A indústria automóvel está a mudar rapidamente e a Nissan sabe que já não pode seguir os mesmos ritmos do passado. A fabricante japonesa anunciou que conseguiu reduzir para metade o tempo necessário para desenvolver um novo veículo, passando de 55 para apenas 26 meses.
O mais curioso é que a própria marca admite que esta transformação foi inspirada diretamente pelos fabricantes chineses, que nos últimos anos têm demonstrado uma capacidade impressionante para lançar novos modelos num espaço de tempo cada vez mais curto.
Segundo Ivan Espinosa, presidente da Nissan, este novo processo já foi validado com a próxima geração do Nissan Skyline, cuja chegada ao mercado está prevista para o inverno de 2026. O objetivo passa por aplicar este método a cerca de 90% dos projetos da marca durante o atual ano fiscal.
A China tornou-se uma referência para a Nissan
Durante décadas, os fabricantes japoneses foram vistos como exemplos de eficiência e inovação. No entanto, a ascensão das marcas chinesas no segmento dos veículos elétricos mudou completamente o panorama.
Através da parceria com a Dongfeng Motor, a Nissan teve acesso a novas metodologias de desenvolvimento que permitiram acelerar significativamente os seus processos internos.
Um dos melhores exemplos desta nova abordagem foi o Nissan N7, um modelo 100% elétrico lançado na China em abril de 2025. O veículo foi desenvolvido em apenas dois anos, servindo como laboratório para as novas práticas que a marca pretende agora implementar à escala global.

Inteligência Artificial assume papel central
Para atingir um ciclo de desenvolvimento de apenas 26 meses, a Nissan está a recorrer massivamente à Inteligência Artificial em praticamente todas as fases do processo.
Na área do design, os sistemas de IA conseguem gerar propostas de desenho otimizadas para aerodinâmica e eficiência, reduzindo a necessidade de alterações manuais constantes.

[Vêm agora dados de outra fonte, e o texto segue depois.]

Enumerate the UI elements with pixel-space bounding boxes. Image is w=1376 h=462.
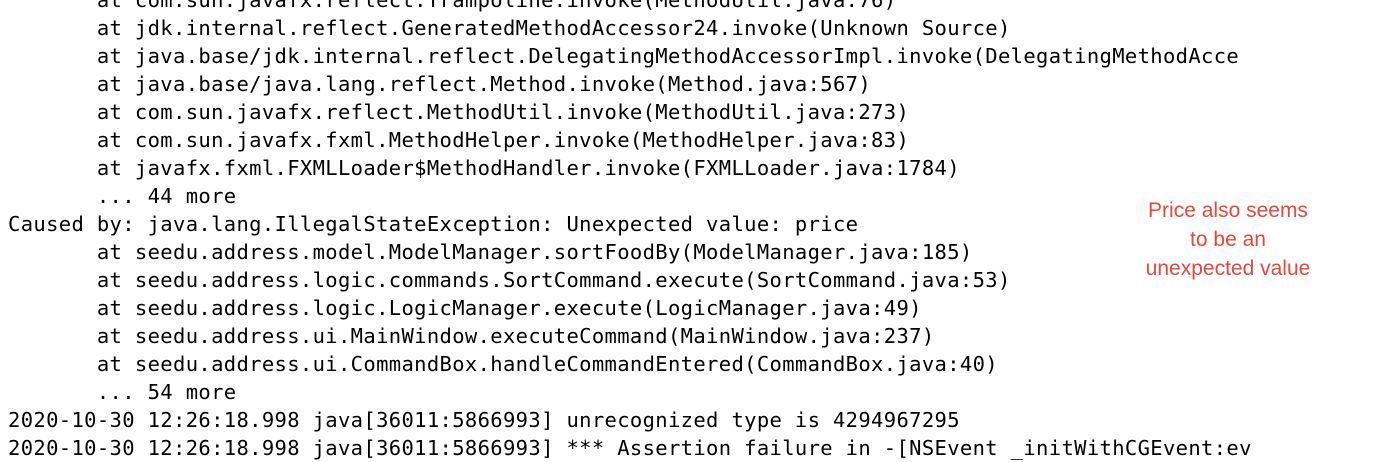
- annotation-line: to be an: [1190, 228, 1266, 251]
- stack-trace-line: at jdk.internal.reflect.GeneratedMethodA…: [8, 16, 1011, 40]
- stack-trace-line: at java.base/jdk.internal.reflect.Delega…: [8, 44, 1240, 68]
- stack-trace-line: at com.sun.javafx.reflect.MethodUtil.inv…: [8, 100, 910, 124]
- stack-trace-line: at com.sun.javafx.fxml.MethodHelper.invo…: [8, 128, 910, 152]
- stack-trace-line: at java.base/java.lang.reflect.Method.in…: [8, 72, 872, 96]
- log-line: 2020-10-30 12:26:18.998 java[36011:58669…: [8, 436, 1252, 460]
- stack-trace-line: at javafx.fxml.FXMLLoader$MethodHandler.…: [8, 156, 960, 180]
- annotation-note: Price also seems to be an unexpected val…: [1140, 196, 1316, 283]
- annotation-line: unexpected value: [1145, 257, 1311, 280]
- stack-trace-line: at seedu.address.ui.CommandBox.handleCom…: [8, 352, 998, 376]
- stack-trace-line: at com.sun.javafx.reflect.Trampoline.inv…: [8, 0, 897, 12]
- annotation-line: Price also seems: [1148, 199, 1308, 222]
- stack-trace-line: at seedu.address.logic.LogicManager.exec…: [8, 296, 922, 320]
- stack-trace-more-line: ... 54 more: [8, 380, 237, 404]
- stack-trace-line: at seedu.address.ui.MainWindow.executeCo…: [8, 324, 935, 348]
- log-line: 2020-10-30 12:26:18.998 java[36011:58669…: [8, 408, 960, 432]
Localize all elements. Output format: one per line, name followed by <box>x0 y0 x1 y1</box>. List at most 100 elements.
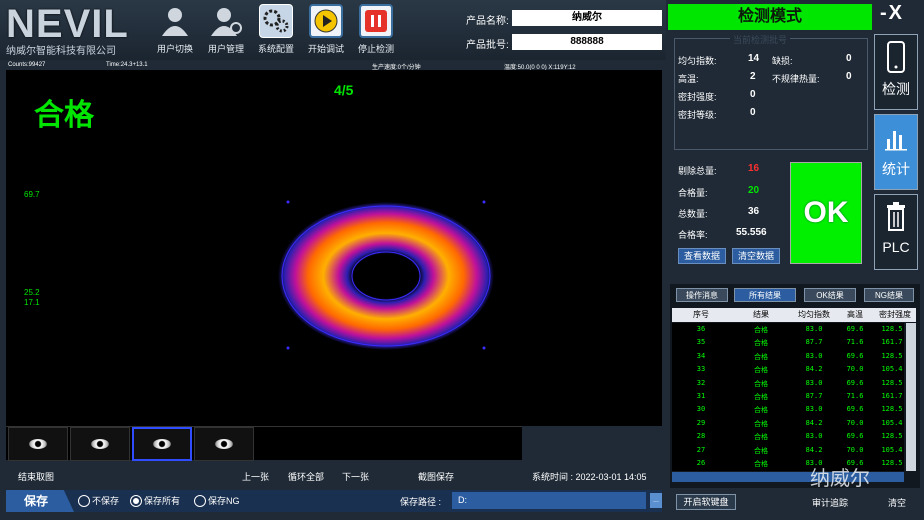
side-nav-stats[interactable]: 统计 <box>874 114 918 190</box>
audit-trail-button[interactable]: 审计追踪 <box>812 496 848 509</box>
side-nav-detect[interactable]: 检测 <box>874 34 918 110</box>
ok-indicator: OK <box>790 162 862 264</box>
thumbnail[interactable] <box>194 427 254 461</box>
batch-number-field[interactable]: 888888 <box>512 34 662 50</box>
row-index: 36 <box>696 325 706 333</box>
radio-save-all-label: 保存所有 <box>144 496 181 506</box>
col-seal-strength: 密封强度 <box>879 310 911 319</box>
tab-ok-results[interactable]: OK结果 <box>804 288 856 302</box>
defect-label: 缺损: <box>772 56 793 66</box>
table-row[interactable]: 29 合格 84.2 70.0 105.4 <box>672 417 904 430</box>
thumbnail-selected[interactable] <box>132 427 192 461</box>
row-result: 合格 <box>754 446 768 455</box>
col-result: 结果 <box>753 310 769 319</box>
row-high-temp: 70.0 <box>846 365 864 374</box>
results-panel: 操作消息 所有结果 OK结果 NG结果 序号 结果 均匀指数 高温 密封强度 3… <box>670 284 920 488</box>
row-seal-strength: 128.5 <box>881 378 903 387</box>
thumbnail[interactable] <box>8 427 68 461</box>
row-result: 合格 <box>754 419 768 428</box>
radio-save-all[interactable]: 保存所有 <box>130 494 180 507</box>
table-row[interactable]: 27 合格 84.2 70.0 105.4 <box>672 444 904 457</box>
col-uniformity: 均匀指数 <box>798 310 830 319</box>
row-uniformity: 84.2 <box>805 445 823 454</box>
reject-total-value: 16 <box>748 163 760 174</box>
save-path-field[interactable]: D: <box>452 492 646 509</box>
table-row[interactable]: 35 合格 87.7 71.6 161.7 <box>672 336 904 349</box>
total-count-label: 总数量: <box>678 209 708 219</box>
switch-user-button[interactable]: 用户切换 <box>150 4 200 55</box>
tab-messages[interactable]: 操作消息 <box>676 288 728 302</box>
table-row[interactable]: 28 合格 83.0 69.6 128.5 <box>672 430 904 443</box>
row-index: 28 <box>696 432 706 441</box>
brand-logo: NEVIL <box>6 2 129 46</box>
user-switch-icon <box>158 4 192 38</box>
row-high-temp: 71.6 <box>846 338 864 347</box>
window-controls[interactable]: -X <box>880 2 904 25</box>
table-row[interactable]: 33 合格 84.2 70.0 105.4 <box>672 363 904 376</box>
start-debug-button[interactable]: 开始调试 <box>301 4 351 55</box>
row-seal-strength: 105.4 <box>881 418 903 427</box>
table-row[interactable]: 31 合格 87.7 71.6 161.7 <box>672 390 904 403</box>
product-name-field[interactable]: 纳威尔 <box>512 10 662 26</box>
row-index: 30 <box>696 405 706 414</box>
table-row[interactable]: 30 合格 83.0 69.6 128.5 <box>672 403 904 416</box>
save-tab[interactable]: 保存 <box>6 490 74 512</box>
prev-button[interactable]: 上一张 <box>242 470 269 483</box>
phone-icon <box>875 35 917 79</box>
high-temp-label: 高温: <box>678 74 699 84</box>
loop-all-button[interactable]: 循环全部 <box>288 470 324 483</box>
view-data-button[interactable]: 查看数据 <box>678 248 726 264</box>
clear-data-button[interactable]: 清空数据 <box>732 248 780 264</box>
seal-grade-label: 密封等级: <box>678 110 717 120</box>
system-config-button[interactable]: 系统配置 <box>251 4 301 55</box>
current-batch-title: 当前检测批号 <box>730 33 791 46</box>
clear-button[interactable]: 清空 <box>888 496 906 509</box>
row-high-temp: 70.0 <box>846 445 864 454</box>
thumbnail-strip <box>6 426 522 461</box>
scale-min: 17.1 <box>24 298 40 307</box>
screenshot-save-button[interactable]: 截图保存 <box>418 470 454 483</box>
pass-count-value: 20 <box>748 185 760 196</box>
radio-no-save[interactable]: 不保存 <box>78 494 119 507</box>
user-manage-label: 用户管理 <box>207 44 244 54</box>
row-high-temp: 69.6 <box>846 378 864 387</box>
stop-detect-label: 停止检测 <box>357 44 394 54</box>
row-result: 合格 <box>754 326 768 334</box>
thermal-image-view[interactable]: 合格 4/5 69.7 25.2 17.1 <box>6 70 662 426</box>
end-capture-button[interactable]: 结束取图 <box>18 470 54 483</box>
results-table-body[interactable]: 36 合格 83.0 69.6 128.5 35 合格 87.7 71.6 161.7 34 合格 83… <box>672 323 904 471</box>
user-manage-button[interactable]: 用户管理 <box>201 4 251 55</box>
seal-strength-label: 密封强度: <box>678 92 717 102</box>
scale-mid: 25.2 <box>24 288 40 297</box>
tab-all-results[interactable]: 所有结果 <box>734 288 796 302</box>
side-nav-detect-label: 检测 <box>882 81 910 97</box>
stop-detect-button[interactable]: 停止检测 <box>351 4 401 55</box>
table-row[interactable]: 34 合格 83.0 69.6 128.5 <box>672 350 904 363</box>
tab-ng-results[interactable]: NG结果 <box>864 288 914 302</box>
next-button[interactable]: 下一张 <box>342 470 369 483</box>
row-seal-strength: 105.4 <box>881 365 903 374</box>
irregular-heat-value: 0 <box>846 71 852 82</box>
row-high-temp: 69.6 <box>846 325 864 333</box>
row-seal-strength: 128.5 <box>881 432 903 441</box>
user-manage-icon <box>209 4 243 38</box>
thumbnail[interactable] <box>70 427 130 461</box>
table-row[interactable]: 32 合格 83.0 69.6 128.5 <box>672 377 904 390</box>
browse-button[interactable]: ... <box>650 493 662 508</box>
gear-icon <box>259 4 293 38</box>
side-nav-stats-label: 统计 <box>882 161 910 177</box>
side-nav-plc[interactable]: PLC <box>874 194 918 270</box>
row-uniformity: 87.7 <box>805 391 823 400</box>
row-index: 29 <box>696 418 706 427</box>
row-result: 合格 <box>754 366 768 375</box>
radio-save-ng-label: 保存NG <box>208 496 240 506</box>
soft-keyboard-button[interactable]: 开启软键盘 <box>676 494 736 510</box>
radio-save-ng[interactable]: 保存NG <box>194 494 240 507</box>
results-vertical-scrollbar[interactable] <box>906 323 916 471</box>
product-name-label: 产品名称: <box>466 16 509 27</box>
irregular-heat-label: 不规律热量: <box>772 74 820 84</box>
radio-no-save-label: 不保存 <box>92 496 120 506</box>
row-result: 合格 <box>754 406 768 415</box>
table-row[interactable]: 36 合格 83.0 69.6 128.5 <box>672 323 904 336</box>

Já na fase de testes, a fabricante afirma que mais de 60% dos ensaios físicos podem ser substituídos por simulações virtuais, acelerando o desenvolvimento e reduzindo custos.
A tomada de decisões também está a beneficiar destas tecnologias. A análise automática de dados permite responder mais rapidamente às tendências do mercado e simplificar processos internos de aprovação.
Até a gestão da cadeia de abastecimento está a ser otimizada através de algoritmos preditivos capazes de antecipar necessidades de componentes e possíveis riscos de fornecimento.

Ainda é suficiente para competir com os chineses?
Apesar dos progressos anunciados pela Nissan, a verdade é que 26 meses continuam a parecer uma eternidade quando comparados com alguns dos padrões atuais da indústria chinesa.
Existem já soluções no mercado que prometem reduzir o desenvolvimento de um novo automóvel para apenas 18 meses. Um exemplo é a plataforma skateboard da CATL, que integra grande parte da arquitetura do veículo numa solução pré-desenvolvida.
Mesmo assim, poucas marcas adotaram essa abordagem, não por falta de capacidade tecnológica, mas porque muitos fabricantes chineses já conseguem atingir tempos extremamente competitivos através dos seus próprios processos.
Nissan continua sob pressão na China
A necessidade de acelerar o desenvolvimento não surge por acaso.
Os números mais recentes mostram que a Nissan continua a enfrentar dificuldades no maior mercado automóvel do mundo. Em maio de 2026, a marca vendeu 30.025 veículos na China, um valor que representa uma queda de 41,1% face ao mesmo período do ano anterior.
Este cenário ajuda a explicar porque razão a fabricante japonesa está disposta a aprender com os seus concorrentes chineses. A velocidade de inovação tornou-se um dos fatores mais importantes da indústria automóvel moderna e a Nissan parece ter percebido que ficar parada já não é uma opção.